Beamte schauten daraufhin durch den Briefkastenschlitz und entdeckten – einen eingeschalteten Vibrator. «Da er ja schon eine Weile in Betrieb war und die Besitzer des Briefkastens nicht erreicht werden konnten, beliessen die Beamten das Gerät im Kasten», hiess es im Polizeibericht.

Ein Christstollen und eine Weihnachtsgrusskarte

In Wittstock an der Dosse meldete sich ebenfalls am Dienstag ein 32-Jähriger bei der Polizei und gab an, ein Paket ohne Absender erhalten zu haben. «Im Paket befand sich ein Luftgewehr, das der Mann jedoch nicht bestellt hatte», teilte die Polizei mit. Die Beamten beschlagnahmten die Waffe und leiteten ein Ermittlungsverfahren wegen Verstosses gegen das Waffengesetz ein.

Am Montag hatte ein verdächtiges Paket bei der Bussgeldstelle in Gransee für Aufregung gesorgt. Eine Mitarbeiterin wollte es nicht öffnen, ein Absender stand aber darauf. Dieser teilte der herbeigerufenen Polizei schliesslich telefonisch mit, dass die Sendung «eine Danksagung für die Mitarbeiterin» sei. Sie enthielt unter anderem einen Christstollen und eine Flasche Wein.
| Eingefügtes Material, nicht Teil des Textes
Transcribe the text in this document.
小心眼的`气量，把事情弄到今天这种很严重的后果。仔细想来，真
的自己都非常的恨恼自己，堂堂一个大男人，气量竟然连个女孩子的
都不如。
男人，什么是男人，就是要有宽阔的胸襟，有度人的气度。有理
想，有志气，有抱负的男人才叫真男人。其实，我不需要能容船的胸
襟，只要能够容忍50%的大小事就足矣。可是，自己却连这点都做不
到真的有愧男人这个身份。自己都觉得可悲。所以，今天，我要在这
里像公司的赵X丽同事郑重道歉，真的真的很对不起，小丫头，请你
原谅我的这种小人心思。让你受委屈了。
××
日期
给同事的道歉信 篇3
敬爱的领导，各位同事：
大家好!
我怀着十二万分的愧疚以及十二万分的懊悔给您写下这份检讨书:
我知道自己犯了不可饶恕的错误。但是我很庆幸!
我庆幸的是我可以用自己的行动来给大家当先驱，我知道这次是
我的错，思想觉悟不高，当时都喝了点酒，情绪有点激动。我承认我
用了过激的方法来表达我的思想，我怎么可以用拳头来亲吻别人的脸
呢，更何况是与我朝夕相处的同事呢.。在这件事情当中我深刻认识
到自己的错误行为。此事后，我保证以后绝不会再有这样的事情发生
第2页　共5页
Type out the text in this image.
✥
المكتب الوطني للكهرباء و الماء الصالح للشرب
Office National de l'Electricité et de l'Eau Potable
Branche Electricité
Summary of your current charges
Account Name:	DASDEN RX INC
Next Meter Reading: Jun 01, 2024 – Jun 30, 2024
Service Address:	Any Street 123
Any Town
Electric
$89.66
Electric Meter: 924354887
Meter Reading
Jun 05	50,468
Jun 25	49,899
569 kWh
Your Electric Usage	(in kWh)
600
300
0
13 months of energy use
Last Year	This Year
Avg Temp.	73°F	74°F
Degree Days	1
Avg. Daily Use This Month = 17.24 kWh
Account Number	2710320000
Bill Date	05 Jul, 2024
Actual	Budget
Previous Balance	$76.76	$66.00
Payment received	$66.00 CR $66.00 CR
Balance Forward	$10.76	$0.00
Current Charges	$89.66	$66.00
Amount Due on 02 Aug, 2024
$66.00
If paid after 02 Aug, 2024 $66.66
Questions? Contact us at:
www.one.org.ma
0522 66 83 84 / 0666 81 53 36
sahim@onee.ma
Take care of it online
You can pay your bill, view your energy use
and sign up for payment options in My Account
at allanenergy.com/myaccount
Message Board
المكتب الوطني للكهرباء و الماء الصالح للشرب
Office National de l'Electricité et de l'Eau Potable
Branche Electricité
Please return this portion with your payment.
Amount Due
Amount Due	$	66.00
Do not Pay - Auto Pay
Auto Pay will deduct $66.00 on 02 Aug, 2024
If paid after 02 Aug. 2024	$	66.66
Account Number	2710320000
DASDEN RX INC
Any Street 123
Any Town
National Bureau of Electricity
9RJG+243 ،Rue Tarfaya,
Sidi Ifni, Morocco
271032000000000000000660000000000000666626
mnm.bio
Auch anderswo im Land ist die Bevölkerung sensibilisiert. Im Landratsamt von Sondershausen hatte eine Mitarbeiterin einen verdächtigen Brief entdeckt und die Polizei alarmiert: Sie habe in dem dicken Umschlag ohne Absender Pulver und «etwas Technisches» erfühlt. Der Inhalt stellte sich als Weihnachtsgrusskarte heraus.